Lacking the liquidity necessary to make your first real estate purchase? It’s a frustrating situation to be in—especially if you’ve found a great deal or a viable opportunity. You may be wondering what options you have or what steps you can take to get over the initial hump of not having upfront capital.

Opening a home equity line of credit (HELOC) maybe the answer. It’s a great way for prospective real estate investors to tap into the funds necessary to start investing in real estate by borrowing against an existing asset: Their home.

How to tap into a HELOC

HELOCs allow you to open a line of credit based on the equity you’ve established in your home. Different from a home equity loan (HEL), HELOCs provide homeowners with the opportunity to leverage their most valuable asset – their house – to consolidate debt, remodel or repair their home or even put a down-payment on an investment property.

To tap into a HELOC, you’ll need to have a hard asset, like a home, with enough equity built up for you to borrow against. The lender will provide you with a maximum “draw,” rather than a dollar amount you can borrow, equivalent to the amount of equity in your home.

HELOCs are assigned a set time period during which the credit issued can be used, and another set period of time during which the borrowed money must be repaid. Typically, homeowners paying down HELOC loans have five to 10 years during which they only pay interest, and another 10 to 15 years to pay down the balance of the loan.

HEL vs. HELOC

Note the differences between HELs and HELOCs. HELs typically mirror a more traditional mortgage structure, and can often be thought of as a second mortgage on your home. HELs usually have a fixed interest rate, and are a one-time loan paid back according to an established schedule.
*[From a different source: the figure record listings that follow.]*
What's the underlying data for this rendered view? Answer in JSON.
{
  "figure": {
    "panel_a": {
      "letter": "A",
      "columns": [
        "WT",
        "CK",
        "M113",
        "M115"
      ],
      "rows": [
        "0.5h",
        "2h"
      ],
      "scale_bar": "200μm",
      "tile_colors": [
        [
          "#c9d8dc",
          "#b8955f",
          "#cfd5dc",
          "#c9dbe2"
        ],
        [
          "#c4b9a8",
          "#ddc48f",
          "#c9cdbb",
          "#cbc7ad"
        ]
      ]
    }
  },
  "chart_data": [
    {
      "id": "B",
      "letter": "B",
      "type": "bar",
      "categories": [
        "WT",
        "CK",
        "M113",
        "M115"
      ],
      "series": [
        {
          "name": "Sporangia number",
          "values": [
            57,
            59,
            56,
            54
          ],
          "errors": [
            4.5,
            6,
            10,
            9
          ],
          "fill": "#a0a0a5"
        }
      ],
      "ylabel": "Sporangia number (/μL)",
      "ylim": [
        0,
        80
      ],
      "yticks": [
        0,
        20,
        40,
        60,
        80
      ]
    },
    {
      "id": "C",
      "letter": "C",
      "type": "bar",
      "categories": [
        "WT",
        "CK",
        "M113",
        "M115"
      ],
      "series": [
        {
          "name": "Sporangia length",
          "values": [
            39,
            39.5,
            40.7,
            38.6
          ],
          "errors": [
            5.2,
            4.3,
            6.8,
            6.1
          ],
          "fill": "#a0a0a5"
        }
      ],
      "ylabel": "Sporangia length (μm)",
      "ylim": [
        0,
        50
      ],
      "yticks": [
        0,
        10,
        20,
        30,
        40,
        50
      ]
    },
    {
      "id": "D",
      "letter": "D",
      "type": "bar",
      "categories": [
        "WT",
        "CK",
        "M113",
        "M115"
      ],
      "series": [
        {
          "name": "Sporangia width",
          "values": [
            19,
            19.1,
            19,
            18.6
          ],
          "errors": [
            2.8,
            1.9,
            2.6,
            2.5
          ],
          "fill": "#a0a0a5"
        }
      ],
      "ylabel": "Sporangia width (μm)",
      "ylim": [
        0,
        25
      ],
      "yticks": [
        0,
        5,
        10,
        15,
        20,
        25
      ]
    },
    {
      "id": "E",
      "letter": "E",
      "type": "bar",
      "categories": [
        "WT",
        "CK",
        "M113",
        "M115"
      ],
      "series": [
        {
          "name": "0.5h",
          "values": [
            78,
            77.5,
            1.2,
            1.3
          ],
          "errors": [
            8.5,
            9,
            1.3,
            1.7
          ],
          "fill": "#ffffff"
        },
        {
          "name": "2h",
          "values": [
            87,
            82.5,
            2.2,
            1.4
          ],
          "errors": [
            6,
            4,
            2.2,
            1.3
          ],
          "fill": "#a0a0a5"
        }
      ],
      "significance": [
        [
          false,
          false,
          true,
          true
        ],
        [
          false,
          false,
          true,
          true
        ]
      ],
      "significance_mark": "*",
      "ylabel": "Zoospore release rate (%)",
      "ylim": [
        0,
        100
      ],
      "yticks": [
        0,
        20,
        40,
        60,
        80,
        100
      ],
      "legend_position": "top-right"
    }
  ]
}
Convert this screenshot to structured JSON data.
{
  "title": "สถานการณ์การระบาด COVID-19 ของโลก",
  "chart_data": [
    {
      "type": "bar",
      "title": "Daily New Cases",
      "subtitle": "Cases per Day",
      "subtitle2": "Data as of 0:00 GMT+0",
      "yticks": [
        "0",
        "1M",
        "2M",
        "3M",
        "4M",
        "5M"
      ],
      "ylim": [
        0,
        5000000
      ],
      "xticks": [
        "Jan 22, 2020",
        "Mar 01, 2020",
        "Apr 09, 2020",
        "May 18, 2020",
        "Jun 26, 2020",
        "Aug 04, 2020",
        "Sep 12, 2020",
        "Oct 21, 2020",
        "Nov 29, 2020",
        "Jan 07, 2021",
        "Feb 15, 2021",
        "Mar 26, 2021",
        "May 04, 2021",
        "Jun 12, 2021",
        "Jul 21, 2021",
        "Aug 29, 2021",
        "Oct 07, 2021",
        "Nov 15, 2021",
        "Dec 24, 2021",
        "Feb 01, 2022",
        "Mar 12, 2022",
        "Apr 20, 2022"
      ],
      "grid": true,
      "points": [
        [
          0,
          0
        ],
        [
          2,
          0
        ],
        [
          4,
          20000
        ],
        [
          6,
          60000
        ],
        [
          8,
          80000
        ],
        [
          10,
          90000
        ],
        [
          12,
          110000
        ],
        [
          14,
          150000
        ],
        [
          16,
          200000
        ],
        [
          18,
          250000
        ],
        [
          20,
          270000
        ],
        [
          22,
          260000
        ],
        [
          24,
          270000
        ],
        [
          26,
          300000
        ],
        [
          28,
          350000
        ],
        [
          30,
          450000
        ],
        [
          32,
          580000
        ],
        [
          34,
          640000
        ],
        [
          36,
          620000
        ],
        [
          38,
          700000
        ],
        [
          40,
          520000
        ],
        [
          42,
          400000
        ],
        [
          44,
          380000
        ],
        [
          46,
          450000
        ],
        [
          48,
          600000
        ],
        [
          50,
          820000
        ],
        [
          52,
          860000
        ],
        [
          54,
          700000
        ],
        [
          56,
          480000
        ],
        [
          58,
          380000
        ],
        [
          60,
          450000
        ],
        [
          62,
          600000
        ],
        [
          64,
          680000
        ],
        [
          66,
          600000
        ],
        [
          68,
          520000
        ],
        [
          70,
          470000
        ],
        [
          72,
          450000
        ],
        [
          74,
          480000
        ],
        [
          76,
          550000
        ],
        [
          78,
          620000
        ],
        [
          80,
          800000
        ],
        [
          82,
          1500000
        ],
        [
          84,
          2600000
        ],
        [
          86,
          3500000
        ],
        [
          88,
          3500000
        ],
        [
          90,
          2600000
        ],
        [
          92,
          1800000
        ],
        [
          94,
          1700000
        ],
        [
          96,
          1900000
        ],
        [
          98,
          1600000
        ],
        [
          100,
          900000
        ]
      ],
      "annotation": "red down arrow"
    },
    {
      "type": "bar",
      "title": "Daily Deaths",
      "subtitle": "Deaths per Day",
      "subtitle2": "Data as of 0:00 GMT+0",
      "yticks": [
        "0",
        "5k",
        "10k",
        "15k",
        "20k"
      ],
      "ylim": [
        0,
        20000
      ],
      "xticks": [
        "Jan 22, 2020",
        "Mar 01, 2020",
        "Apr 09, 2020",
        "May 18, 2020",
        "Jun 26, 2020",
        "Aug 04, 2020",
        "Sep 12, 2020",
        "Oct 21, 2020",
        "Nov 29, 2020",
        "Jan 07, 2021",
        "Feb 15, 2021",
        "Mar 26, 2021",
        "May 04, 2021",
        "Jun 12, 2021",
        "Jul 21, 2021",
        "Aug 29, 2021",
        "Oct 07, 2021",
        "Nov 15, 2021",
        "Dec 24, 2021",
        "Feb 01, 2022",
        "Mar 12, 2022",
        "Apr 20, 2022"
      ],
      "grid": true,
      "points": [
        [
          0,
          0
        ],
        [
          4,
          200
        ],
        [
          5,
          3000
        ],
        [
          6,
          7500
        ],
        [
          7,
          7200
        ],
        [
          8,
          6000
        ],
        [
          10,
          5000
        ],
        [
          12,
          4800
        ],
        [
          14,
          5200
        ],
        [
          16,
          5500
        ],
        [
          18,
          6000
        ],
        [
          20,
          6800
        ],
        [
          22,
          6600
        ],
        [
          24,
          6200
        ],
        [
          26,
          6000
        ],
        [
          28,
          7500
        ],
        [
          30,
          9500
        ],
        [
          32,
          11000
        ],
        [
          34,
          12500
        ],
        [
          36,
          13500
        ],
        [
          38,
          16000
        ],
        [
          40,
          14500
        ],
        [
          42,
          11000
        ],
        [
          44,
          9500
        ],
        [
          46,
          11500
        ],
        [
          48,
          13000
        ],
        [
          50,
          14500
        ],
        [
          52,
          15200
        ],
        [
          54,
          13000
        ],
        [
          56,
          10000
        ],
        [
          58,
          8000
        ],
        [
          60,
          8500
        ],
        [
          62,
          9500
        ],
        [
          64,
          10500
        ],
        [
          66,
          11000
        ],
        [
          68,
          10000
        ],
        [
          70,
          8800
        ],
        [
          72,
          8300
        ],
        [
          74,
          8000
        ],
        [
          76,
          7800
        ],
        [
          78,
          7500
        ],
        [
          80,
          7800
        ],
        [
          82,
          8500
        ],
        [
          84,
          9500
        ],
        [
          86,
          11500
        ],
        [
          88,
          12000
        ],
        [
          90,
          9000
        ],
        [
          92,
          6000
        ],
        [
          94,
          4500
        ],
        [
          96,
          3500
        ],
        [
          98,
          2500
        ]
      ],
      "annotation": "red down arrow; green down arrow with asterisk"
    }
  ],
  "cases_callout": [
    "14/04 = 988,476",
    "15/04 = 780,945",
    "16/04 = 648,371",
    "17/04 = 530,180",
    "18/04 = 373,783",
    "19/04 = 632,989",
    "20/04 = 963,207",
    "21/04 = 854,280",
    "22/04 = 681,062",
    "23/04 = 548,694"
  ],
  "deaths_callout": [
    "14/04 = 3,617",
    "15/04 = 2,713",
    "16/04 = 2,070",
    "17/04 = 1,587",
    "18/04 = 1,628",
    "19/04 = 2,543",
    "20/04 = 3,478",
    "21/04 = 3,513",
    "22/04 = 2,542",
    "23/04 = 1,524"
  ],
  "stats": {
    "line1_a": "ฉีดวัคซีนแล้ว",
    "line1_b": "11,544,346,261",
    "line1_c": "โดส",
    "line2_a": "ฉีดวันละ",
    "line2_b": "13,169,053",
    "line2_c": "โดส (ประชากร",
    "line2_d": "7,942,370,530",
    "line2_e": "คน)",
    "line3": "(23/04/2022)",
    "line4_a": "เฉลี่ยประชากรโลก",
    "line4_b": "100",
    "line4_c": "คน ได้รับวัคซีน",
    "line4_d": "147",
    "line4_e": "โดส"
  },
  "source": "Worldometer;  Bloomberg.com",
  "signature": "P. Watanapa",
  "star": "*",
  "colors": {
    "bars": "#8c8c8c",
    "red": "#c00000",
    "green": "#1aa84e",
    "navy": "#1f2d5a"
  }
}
HELOCs, on the other hand, usually feature variable interest rates, and operate as a revolving line of credit you can access again and again. Because the interest rates can swing dramatically over time, the amount you owe on your HELOC payments each month may change significantly.

Keep the model going

Looking for a way to leverage your existing assets to begin investing in real estate? You may want to consider the benefits of HELOC lending. Once you’ve built up equity in an investment rental property, for instance, you can use a HELOC to borrow against that equity and purchase another rental asset.

HELOCs are a great tool savvy investors can use to quickly expand their portfolio of properties without tapping into their liquid cash.

Benefits of using a HELOC

First-time investors can tap into many benefits by borrowing against their home equity to acquire their first investment property. Here are just some of the reasons you may want to consider a HELOC for your first investment:

•Boosts credit: One of the primary benefits of using a HELOC is that it counts as a line of credit, just like a credit card, on your credit report. This means if you use less than 30 percent of the funds available through your HELOC, it will boost your score. Additionally, if you make your payments regularly and on-time, it will improve your overall credit score.

•Increases liquidity: There are several reasons you may want to increase the amount of cash you have on-hand, from covering emergency expenses to buying an investment property outright. Regardless of your reasoning, you can use a HELOC to tap into financial assets currently tied up as equity in your home.

•Finances real estate purchases: One of the most strategic decisions you can make with your HELOC funds is investing in real estate. Whether you’re using a HELOC to cover your down payment or are hoping to purchase an entire property outright, your HELOC can provide you with the flexibility necessary to make a purchase in-line with your goals as an investor.

•Funds improvement projects: You’ve already purchased your investment property, only to find it needs a bit more love and care than you first anticipated. It happens to even the best investors. A HELOC may be the tool you need to fund your property improvements and prepare the asset for lease. HELOCs provide you with the flexibility to use the equity built-up in your home however you see fit.

Qualifying for a HELOC

The first things to consider when attempting to leverage a HELOC is whether or not you qualify for one, and whether it’s the right investment tool for you. If you are a homeowner with established equity in your house, you’ll likely qualify for a HELOC. Here are some of the factors impacting qualification:

•Credit score: As with any other type of credit line, your credit score plays a significant role in whether you qualify for a HELOC. Because you’re borrowing against equity in your home, HELOCs are often seen as less risky for lenders when compared to unsecured lines of credit, like credit cards.

•Debt-to-income ratio: Your debt-to-income ratio, which factors into your credit score, may make or break your qualification for a HELOC. If you can’t afford to pay down what you already owe, banks are highly unlikely to issue you another loan. Most banks establish a maximum debt-to-income ratio somewhere around 40 percent.

•Amount of equity: The amount of equity you’ve built up in your home will also determine whether you qualify for a HELOC, as well as the amount you’re eligible to borrow. A home has equity when the balance of the mortgage is less than the value of the home. If you’ve already taken out a second mortgage or HEL, you likely don’t qualify.

For those who don’t qualify for a HELOC product, don’t despair. There are plenty of other financial resources prospective investors can leverage to enter the real estate market. If you’re a determined, savvy business operator, you can always find an investment opportunity that meets your needs.